Another option is open because we have chosen, in these examples, to have the Boost graph store the vertices in a vector. Our Vertex type is actually an integer, and we can use that with ordinary arrays or vectors.

For example, suppose that we wanted to temporarily label each vertex in a graph g with a boolean indicating whether it had been processed or not, initially set to false.

auto allVertices = vertices(g); // a pair of iterators
int nVertices = num_vertices(g);
vector<bool> processed (nVertices, false);
   ⋮
if (!processed[v])
{
    doSomethingToVertex(v);
    processed[v] = true;
}
   ⋮

2 Traversing a Graph

Many problems require us to visit all the vertices of a graph.

For that we can use the vertices(g) iterators.

Very often, however, we want to visit all of the vertices that can be reached from some starting vertex.

We can adapt some of the traversal techniques that we learned for trees.
This will yield the “depth-first” and “breadth-first” traversals for graphs.
- Both of these traversals will, in effect, discover a “tree” embedded in the graph.

2.1 Spanning Trees

A spanning tree for a connected graph $G=(V,E)$ is a graph $G’=(V,E’)$ such that $E’ \subseteq E$ and $G’$ is a tree. The spanning tree is a tree that is “embedded” in the graph.

They are useful when we need to do something with each vertex, but using as few edges as possible.

Question:
Is the set of vertices and orange edges shown here a spanning tree for the entire graph? If so, what is its root?

No.
Yes. The root is Boston
Yes. The root is N.Y.
Yes. The root is Norfolk
Yes. The root is Raleigh
Yes. The root is Wash DC

Answer:

Question:
Is the set of vertices and orange edges shown here a spanning tree for the entire graph? If so, what is its root?

No.
Yes. The root is Boston
Yes. The root is N.Y.
Yes. The root is Norfolk
Yes. The root is Raleigh
Yes. The root is Wash DC

Answer:

2.2 Depth-First Traversals - Trees

Consider the problem of searching a general tree for a given node.

In a depth-first traversal, we investigate one child’s descendants before exploring its right siblings.
In a breadth-first traversal, we explore all nodes at the same depth before moving on to any deeper nodes.

Most of the tree traversals that we looked at (prefix, postfix, and infix) were all variations of the depth-first idea.

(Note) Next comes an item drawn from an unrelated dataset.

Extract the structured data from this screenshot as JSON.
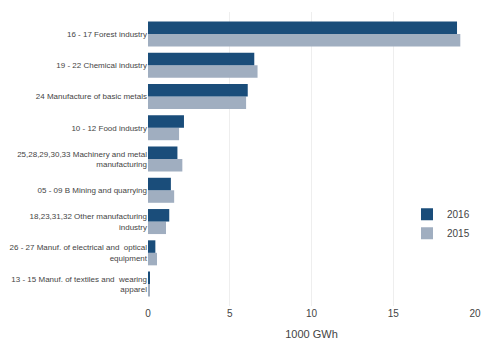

Question: In what order would a depth-first tree traversal, starting from node 1, visit these nodes? (Assume that children of the same node are processed in increasing numeric order.)

1 2 3 4 5 6 7 8 9
1 2 3 6 4 7 5 8 9
2 3 6 1 4 7 8 5 9
None of the above.

Answer:

The prototypical code for depth first tree traversal is

void depthFirst (TreeNode* t)
{
  if (t != 0)
     for (int i = 0; i < t->numChildren; ++i)
        depthFirst (t->child[i]);
}

We convert this into a preorder or postorder process depending upon whether we process a node before or after visiting its children.

2.3 Depth-First Traversals of Graphs

Now, if we apply this same idea to a graph instead of a tree, starting with vertex 1:

void depthFirst (Graph& dg, Vertex v)
{
  auto edgeRange = out_edges(v, dg);
  for (auto e = edgeRange.first; 
       e != edgeRange.second; ++e)
     {
       Vertex w = target(*e, dg);
       depthFirst (dg, w);
     }
}

we can see some problems:

Vertex 7 will be visited once as a “child” of 4, and visited again when we reach vertex 5.
Worst of all, we will eventually go from 5 to 9, from 9 back to 5, then to 9 again, and so on, recursing forever (or until we run out of memory for the activation stack).

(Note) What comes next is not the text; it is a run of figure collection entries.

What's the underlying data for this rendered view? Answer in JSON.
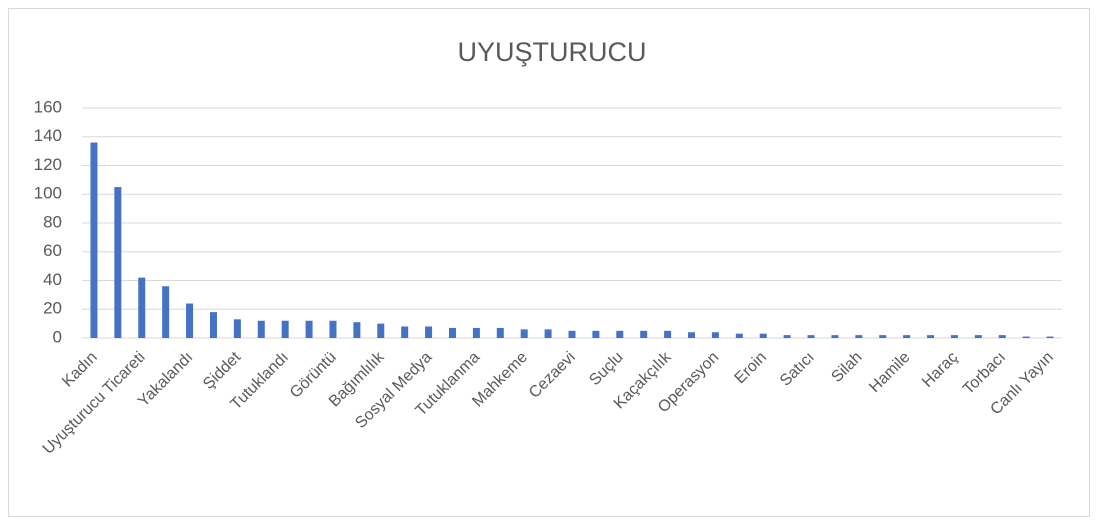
{
  "chart_data": {
    "type": "bar",
    "title": "UYUŞTURUCU",
    "categories": [
      "Kadın",
      null,
      "Uyuşturucu Ticareti",
      null,
      "Yakalandı",
      null,
      "Şiddet",
      null,
      "Tutuklandı",
      null,
      "Görüntü",
      null,
      "Bağımlılık",
      null,
      "Sosyal Medya",
      null,
      "Tutuklanma",
      null,
      "Mahkeme",
      null,
      "Cezaevi",
      null,
      "Suçlu",
      null,
      "Kaçakçılık",
      null,
      "Operasyon",
      null,
      "Eroin",
      null,
      "Satıcı",
      null,
      "Silah",
      null,
      "Hamile",
      null,
      "Haraç",
      null,
      "Torbacı",
      null,
      "Canlı Yayın"
    ],
    "values": [
      136,
      105,
      42,
      36,
      24,
      18,
      13,
      12,
      12,
      12,
      12,
      11,
      10,
      8,
      8,
      7,
      7,
      7,
      6,
      6,
      5,
      5,
      5,
      5,
      5,
      4,
      4,
      3,
      3,
      2,
      2,
      2,
      2,
      2,
      2,
      2,
      2,
      2,
      2,
      1,
      1
    ],
    "color": "#4472c4",
    "ylim": [
      0,
      160
    ],
    "yticks": [
      0,
      20,
      40,
      60,
      80,
      100,
      120,
      140,
      160
    ],
    "grid": true
  }
}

2.3.1 Using Sets to Cope with Cycles

We can adapt the tree algorithm for use in graphs by using some sort of data structure to keep track of which nodes have already been visited:

void depthFirst (Graph& dg, Vertex v, set<Vertex>& visited)
{
  visited.insert (v);
  auto edgeRange = out_edges(v, g);
  for (auto e = edgeRange.first; 
       e != edgeRange.second; ++e)
     {
       Vertex w = target(*e, dg);
       if (visited.count(w) == 0)
         depthFirst (dg, w, visited);
     }
}

The visited set records the vertices that we have already seen. When we are examining adjacent vertices to recursively visit, we simply pass over any that we have already visited.

2.4 Breadth-First Traversal of Trees

Breadth-first visits each node at the same depth (distance from the starting node) before moving on to more distant nodes.

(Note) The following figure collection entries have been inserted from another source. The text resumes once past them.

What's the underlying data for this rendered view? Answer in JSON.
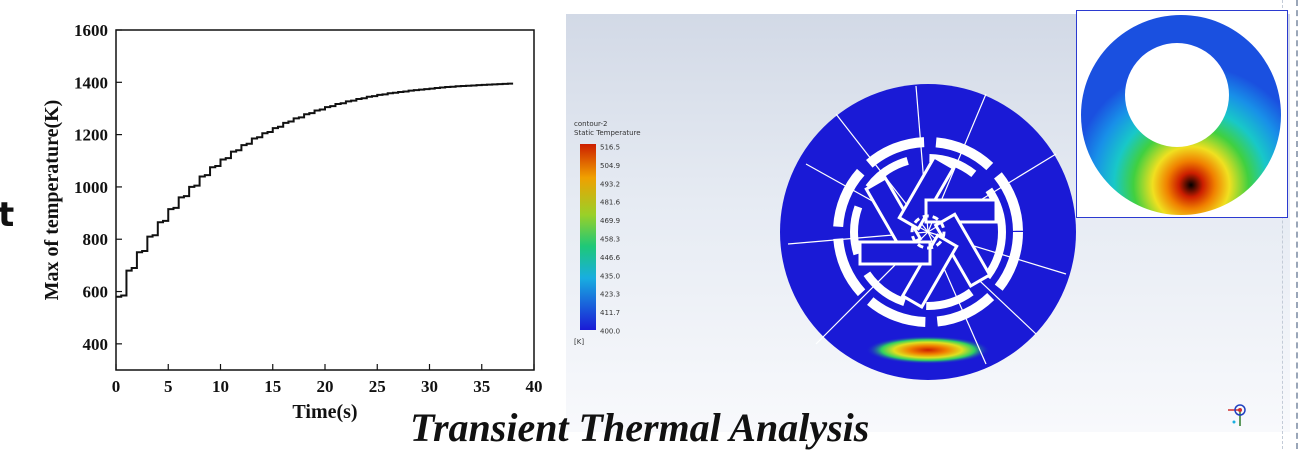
{
  "slide": {
    "fragment_letter": "t",
    "caption": "Transient Thermal Analysis"
  },
  "chart_data": {
    "type": "line",
    "title": "",
    "xlabel": "Time(s)",
    "ylabel": "Max of temperature(K)",
    "xlim": [
      0,
      40
    ],
    "ylim": [
      300,
      1600
    ],
    "xticks": [
      0,
      5,
      10,
      15,
      20,
      25,
      30,
      35,
      40
    ],
    "yticks": [
      400,
      600,
      800,
      1000,
      1200,
      1400,
      1600
    ],
    "grid": false,
    "legend": "none",
    "series": [
      {
        "style": "stepped",
        "x": [
          0,
          0.5,
          1,
          1.5,
          2,
          2.5,
          3,
          3.5,
          4,
          4.5,
          5,
          5.5,
          6,
          6.5,
          7,
          7.5,
          8,
          8.5,
          9,
          9.5,
          10,
          10.5,
          11,
          11.5,
          12,
          12.5,
          13,
          13.5,
          14,
          14.5,
          15,
          15.5,
          16,
          16.5,
          17,
          17.5,
          18,
          18.5,
          19,
          19.5,
          20,
          20.5,
          21,
          21.5,
          22,
          22.5,
          23,
          23.5,
          24,
          24.5,
          25,
          25.5,
          26,
          26.5,
          27,
          27.5,
          28,
          28.5,
          29,
          29.5,
          30,
          30.5,
          31,
          31.5,
          32,
          32.5,
          33,
          33.5,
          34,
          34.5,
          35,
          35.5,
          36,
          36.5,
          37,
          37.5
        ],
        "y": [
          580,
          585,
          680,
          690,
          750,
          755,
          810,
          815,
          865,
          870,
          915,
          920,
          960,
          965,
          1000,
          1005,
          1040,
          1045,
          1075,
          1080,
          1105,
          1110,
          1135,
          1140,
          1160,
          1165,
          1185,
          1190,
          1205,
          1210,
          1225,
          1230,
          1245,
          1250,
          1262,
          1266,
          1278,
          1282,
          1292,
          1296,
          1305,
          1309,
          1317,
          1320,
          1327,
          1330,
          1336,
          1339,
          1345,
          1347,
          1352,
          1354,
          1358,
          1360,
          1363,
          1365,
          1368,
          1370,
          1372,
          1374,
          1376,
          1378,
          1380,
          1382,
          1383,
          1385,
          1386,
          1387,
          1388,
          1389,
          1390,
          1391,
          1392,
          1393,
          1394,
          1395
        ]
      }
    ]
  },
  "simulation": {
    "legend_title_1": "contour-2",
    "legend_title_2": "Static Temperature",
    "unit": "[K]",
    "levels": [
      "516.5",
      "504.9",
      "493.2",
      "481.6",
      "469.9",
      "458.3",
      "446.6",
      "435.0",
      "423.3",
      "411.7",
      "400.0"
    ],
    "colors": {
      "disc": "#1a1ad6",
      "hot": "#cc1e00",
      "inset_border": "#2b3ad0",
      "background_top": "#d2d9e6"
    }
  }
}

In trees, this is also called “Level-Order” traversal.

Question: In what order would a breadth-first tree traversal, starting from node 1, visit these nodes?

1 2 3 4 5 6 7 8 9
1 2 3 6 4 7 5 8 9
2 3 6 1 4 7 8 5 9
None of the above.

Answer:

The prototypical code for breadth first tree traversal is

void breadthFirst (TreeNode* root)
{
   queue<TreeNode*, list<TreeNode*> > q;
   q.push (root);
   while (!q.empty())
     {
      v = q.front ();
      q.pop ();
      for (int i = 0; i < v->numChildren(); ++i)
        {
         TreeNode* w = v->child[i];
         if (w != 0)
           q.push (w);
        }
     }
}

We use a queue to receive the list of vertices to be visited, starting with the root, then the root’s children, then the root’s grandchildren, and so on.

2.5 Breadth-First Traversal of Graphs

Again, that tree code would have problems (including going into an infinite loop) if applied to more general graphs.

But we can use the same idea of a set of already-visited vertices to adapt this idea to traversing graphs.

Try out the breadth-first search in an animation.

To implement our Boost-based traversal, we will again choose to use an array to track which vertices have been visited.

template <typename Action>
void breadthFirstTraversal (const Graph& g,
                            const Vertex& start,
                            Action doSomethingWith)
{
  using namespace std;

  queue<Vertex, list<Vertex> > q;

  auto allVertices = vertices(g);  ➀
  unsigned n = num_vertices(g);
  bool* visited = new bool[n];
  fill_n (visited, n, false);

  q.push (start);       ➁   
  visited[start] = true;
  while (!q.empty())
    {
      Vertex v = q.front();     ➂
      q.pop();
      doSomethingWith(v);
      auto outgoing = out_edges(v,g);   ➃
      for (auto e = outgoing.first; e != outgoing.second; ++e)
        {
          Vertex w = target(*e, g);
          if (!visited[w])
            {
              q.push (w);
              visited[w] = true;
            }
        }
    }
  delete [] visited;        ➄
}

➀: Set up the temporary mapping from vertices to booleans.
➁: Initialize the queue so that our starting vertex will be processed on the first pass through the loop.
➂: Each time around the loop, pop a vertex and process it.
➃: Then add its unprocessed neighbors to the queue.
➄: Final cleanup.

Almost every graph algorithm is based upon either depth-first or breadth-first search.

Depth-first may be slightly easier to program, as it does not require an additional ADT (the queue).
Breadth-first (or depth-first using an explicit stack) is slightly faster.

The appropriate choice often depends upon the nature of the search and what you are trying to accomplish with your particular algorithm.